Через некоторое расстояние, на взлобке, тропа изломилась, круто пошла вниз, вправо. Каменистые осыпи, курумы и пустой глинозем заменила редкая растительность, кустарники, стланик, низкорослые, карликовые березки. Еще ниже, на границе альпийских лугов и тайги, на определенной высоте стоял одинокий, приземистый кедр. Заметив его, издали, Егор удивился необычной, цветной окраске ветвей. Григорий тут же пояснил:

– Пайдаба. Святое дерево!.. Все, кто мимо проходит, что-то оставляет. Кыргызы верят, что если задобрить духов, будет удача!

Охотники подъехали ближе. Пестрая окраска ветвей кедра было нечто иное, как разноцветные тряпочки, привязанные к сучкам тут и там. Старые и новые, растрепанные на ветру, яркие и наполовину сгнившие, из разного материала, они придавали дереву несравненный вид, как будто дети готовились к Новому году, разодели елку в ленты, но еще забыли повесить игрушки. Впрочем, игрушки были уложены под деревом. На нижних сучках кедра, придавленные камнями лежали наполовину истлевшие шкурки соболей, белок, была даже одна старая, скоробленная, облезлая росомаха. Тут же рядом лежали старые рога сохатого, две пары маральих пантов, задубевшая шкура медведя и еще какие-то непонятные, подверженные времени охотничьи трофеи.

– Интересный факт, заметь! – продолжил Григорий. – Что положишь под это дерево, ни одна тварь не возьмет! Много раз был здесь, все, как есть, так и висит и лежит! А ведь рядом зверовая тропа. Медведь по ней ходит, росомаха… никто ничто не трогает! Вдругорядь возьми: в тайге к лету ни одних рогов зверем сброшенных не найдешь, все мыши источат, или зверь погрызет. А тут… вон, смотри, какие рожищи – по тринадцать отростков! Сколько лет тут прохожу, еще с тятей бывали, а они все лежат.

– Может, кыргызы какую тайну знают, запах отбивают? – предположил Егор.

– Любой запах со временем выветривается, здесь, на ветреном месте, быстрее во много раз! Нет, тут дело в другом… – спешиваясь с коня, покачал головой Гришка. – Вот, смотри: будто граница перед деревом. Тут следы медвежьи есть, вот подошел, остановился, а дальше шагу не мог ступить, повернулся и ушел.

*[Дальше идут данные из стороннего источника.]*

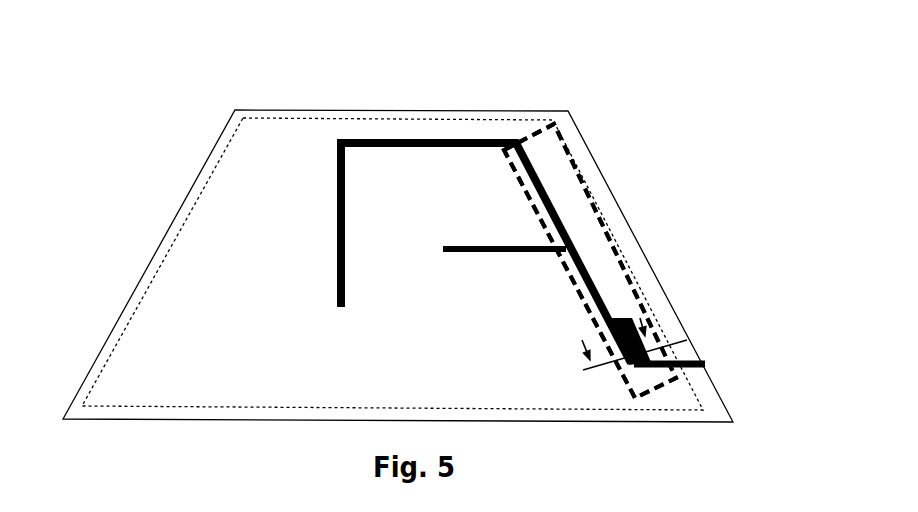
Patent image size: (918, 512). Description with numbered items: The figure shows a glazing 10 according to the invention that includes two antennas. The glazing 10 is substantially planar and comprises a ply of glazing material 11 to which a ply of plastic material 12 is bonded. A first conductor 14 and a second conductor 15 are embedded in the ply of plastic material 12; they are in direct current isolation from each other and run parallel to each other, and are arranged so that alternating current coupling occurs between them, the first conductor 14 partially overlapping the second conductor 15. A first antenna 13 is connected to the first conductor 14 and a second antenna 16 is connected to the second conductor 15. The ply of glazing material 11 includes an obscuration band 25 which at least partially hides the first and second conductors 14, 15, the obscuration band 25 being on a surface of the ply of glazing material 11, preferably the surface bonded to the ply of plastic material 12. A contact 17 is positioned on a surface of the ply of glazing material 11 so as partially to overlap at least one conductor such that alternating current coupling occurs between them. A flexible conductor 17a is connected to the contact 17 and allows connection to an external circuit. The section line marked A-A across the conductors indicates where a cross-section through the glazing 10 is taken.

Егор подъехал ближе, стал рассматривать следы. Действительно, на определенном расстоянии следы любого зверя будто находили преграду, за несколько метров сворачивали в сторону или пятились, и это вызывало удивление.

– А теперь еще интереснее, – нахмурил брови Гришка и приказал: – Давай, подъезжай к дереву на коне!

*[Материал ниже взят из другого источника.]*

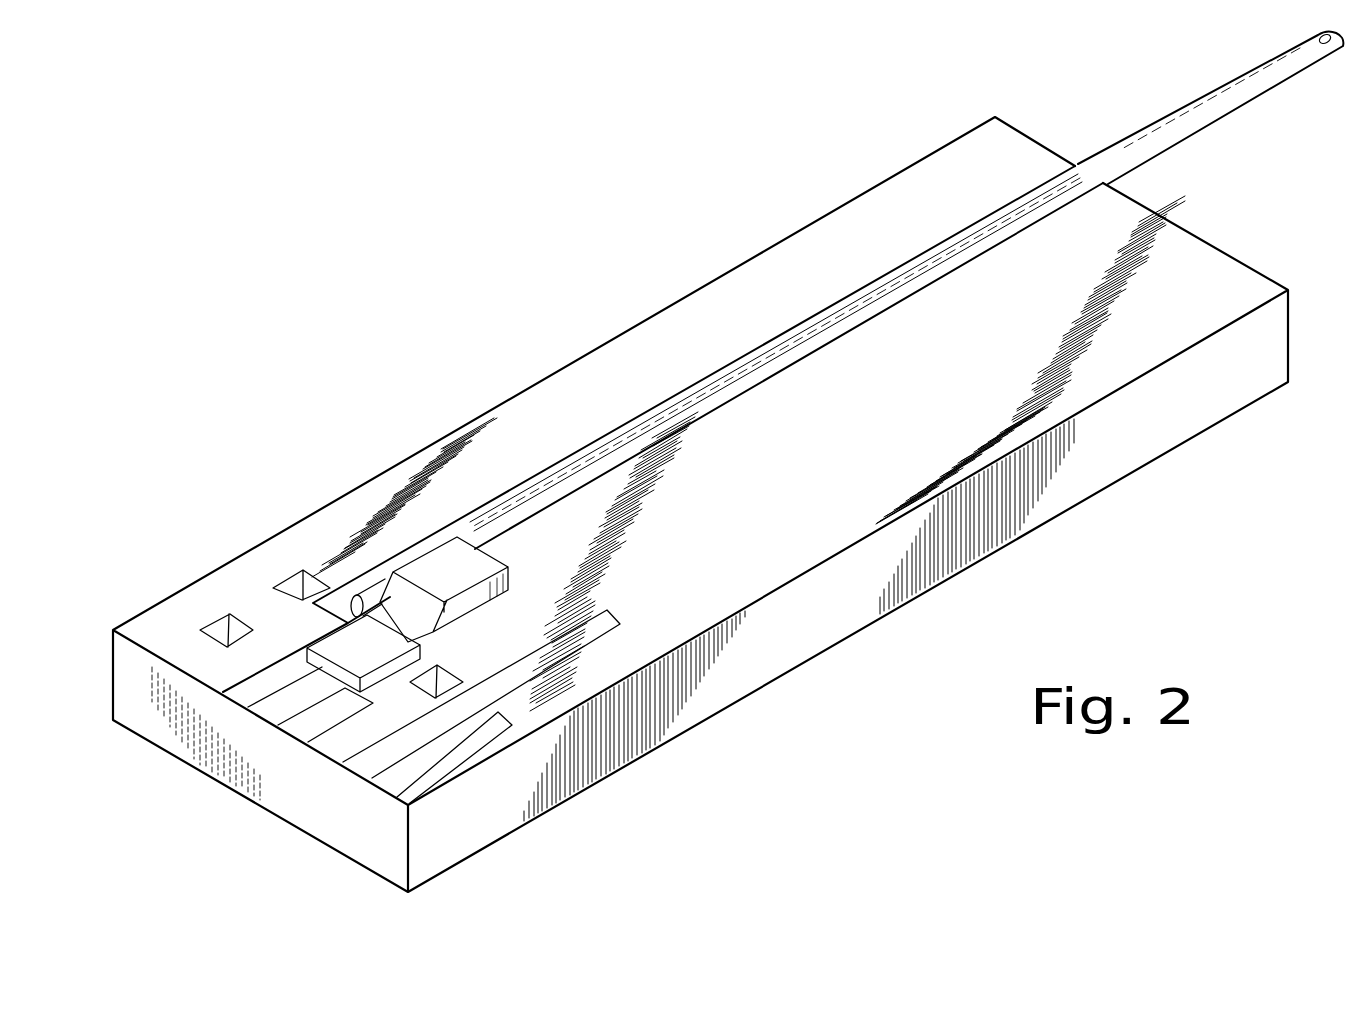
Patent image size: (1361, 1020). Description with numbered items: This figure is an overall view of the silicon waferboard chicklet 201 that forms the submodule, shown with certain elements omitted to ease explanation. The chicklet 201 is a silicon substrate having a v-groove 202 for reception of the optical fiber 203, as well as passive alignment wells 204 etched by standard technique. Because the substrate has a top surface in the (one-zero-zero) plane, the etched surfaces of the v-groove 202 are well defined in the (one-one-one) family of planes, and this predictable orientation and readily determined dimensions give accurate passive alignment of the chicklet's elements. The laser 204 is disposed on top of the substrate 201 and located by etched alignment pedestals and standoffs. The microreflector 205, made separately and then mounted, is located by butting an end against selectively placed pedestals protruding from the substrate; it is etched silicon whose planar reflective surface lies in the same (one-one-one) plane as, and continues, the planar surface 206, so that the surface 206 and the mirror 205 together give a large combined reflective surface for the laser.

The chicklet 201 is at (793, 640).
The v-groove 202 is at (700, 406).
The optical fiber 203 is at (1110, 138).
The passive alignment wells 204 is at (293, 556).
The microreflector 205 is at (448, 608).
The planar surface 206 is at (422, 620).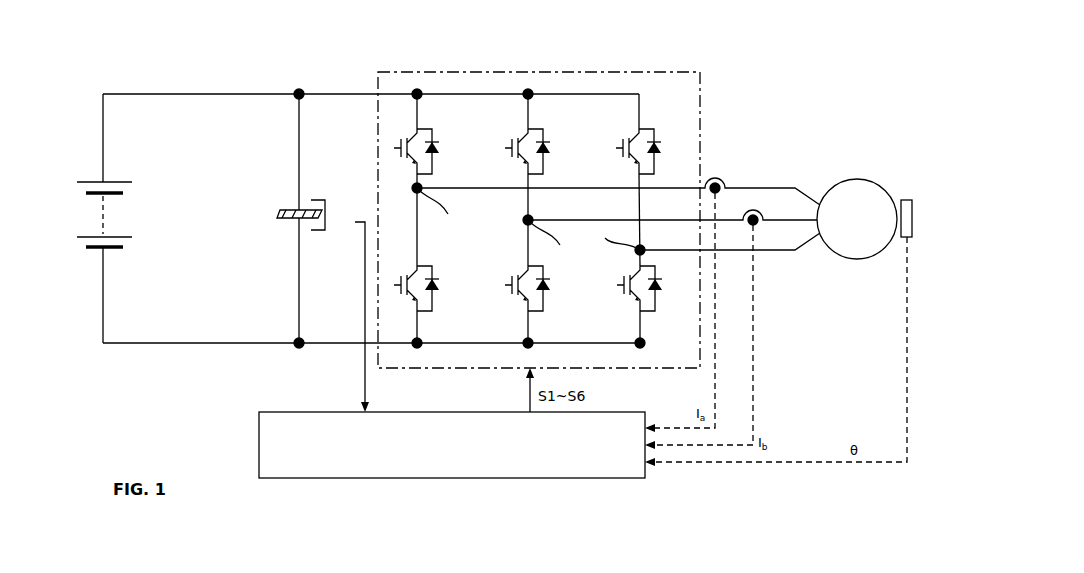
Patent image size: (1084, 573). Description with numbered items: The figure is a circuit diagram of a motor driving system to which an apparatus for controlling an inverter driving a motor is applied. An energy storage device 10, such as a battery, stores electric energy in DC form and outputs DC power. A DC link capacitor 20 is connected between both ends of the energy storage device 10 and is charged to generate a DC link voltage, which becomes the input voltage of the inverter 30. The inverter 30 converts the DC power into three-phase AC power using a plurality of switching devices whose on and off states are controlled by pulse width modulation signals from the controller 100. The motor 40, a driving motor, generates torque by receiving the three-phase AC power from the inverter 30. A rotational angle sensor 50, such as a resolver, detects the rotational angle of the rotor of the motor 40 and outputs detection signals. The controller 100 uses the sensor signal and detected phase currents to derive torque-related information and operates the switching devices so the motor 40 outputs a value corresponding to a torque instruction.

The energy storage device 10 is at (90, 255).
The DC link capacitor 20 is at (283, 205).
The inverter 30 is at (540, 72).
The motor 40 is at (858, 178).
The rotational angle sensor 50 is at (906, 200).
The controller 100 is at (452, 478).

Егор тронул Рубина вперед, но тот закрутил головой, захрипел, стал топтаться на месте, отказываясь сделать шаг.

– Ну, Рубин! Шагай, говорю! – подбивая бока ногами, повторил Егор, но мерин продолжал крутиться, присел на задок, хотел встать в дыбы и едва не сбросил своего хозяина на землю.

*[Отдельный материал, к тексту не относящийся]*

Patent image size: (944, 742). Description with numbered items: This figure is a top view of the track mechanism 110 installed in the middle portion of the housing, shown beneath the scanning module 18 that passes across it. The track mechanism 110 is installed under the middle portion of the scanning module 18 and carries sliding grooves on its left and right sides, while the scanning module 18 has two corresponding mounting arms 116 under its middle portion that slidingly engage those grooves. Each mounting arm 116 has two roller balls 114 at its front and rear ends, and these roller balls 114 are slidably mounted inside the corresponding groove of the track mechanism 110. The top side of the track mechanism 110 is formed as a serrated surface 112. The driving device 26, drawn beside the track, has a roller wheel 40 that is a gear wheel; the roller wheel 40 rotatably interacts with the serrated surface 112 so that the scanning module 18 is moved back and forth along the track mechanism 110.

– Не мучай животное, – покачал головой Гришка, – все одно не пойдет! Даже если за повод потянешь за собой, ничего не получится. Его можно только силой затащить… или мертвого.

– Ну и дела! – прыгая на землю со спины Рубина, почесал затылок Егор.

– Вот и я тоже говорю, дела! – подтвердил Гришка. – Мне еще об этом тятя говорил… вот так же когда-то подвел к дереву, стал рассказывать: «Гляди, сынок: человек может в круг зайти, а собака нет!» «Почему?» – спрашиваю. «А потому, что человек оставит вещь Духам да помолится. А собака ничего не оставит, знать, ей под деревом делать нечего!» Так, видно, Духи Гор велели! – и уже шуткой: – Самый надежный лабаз: продукты можно смело оставлять, никто не возьмет и не съест!

– Так почему же никто не оставляет запас?!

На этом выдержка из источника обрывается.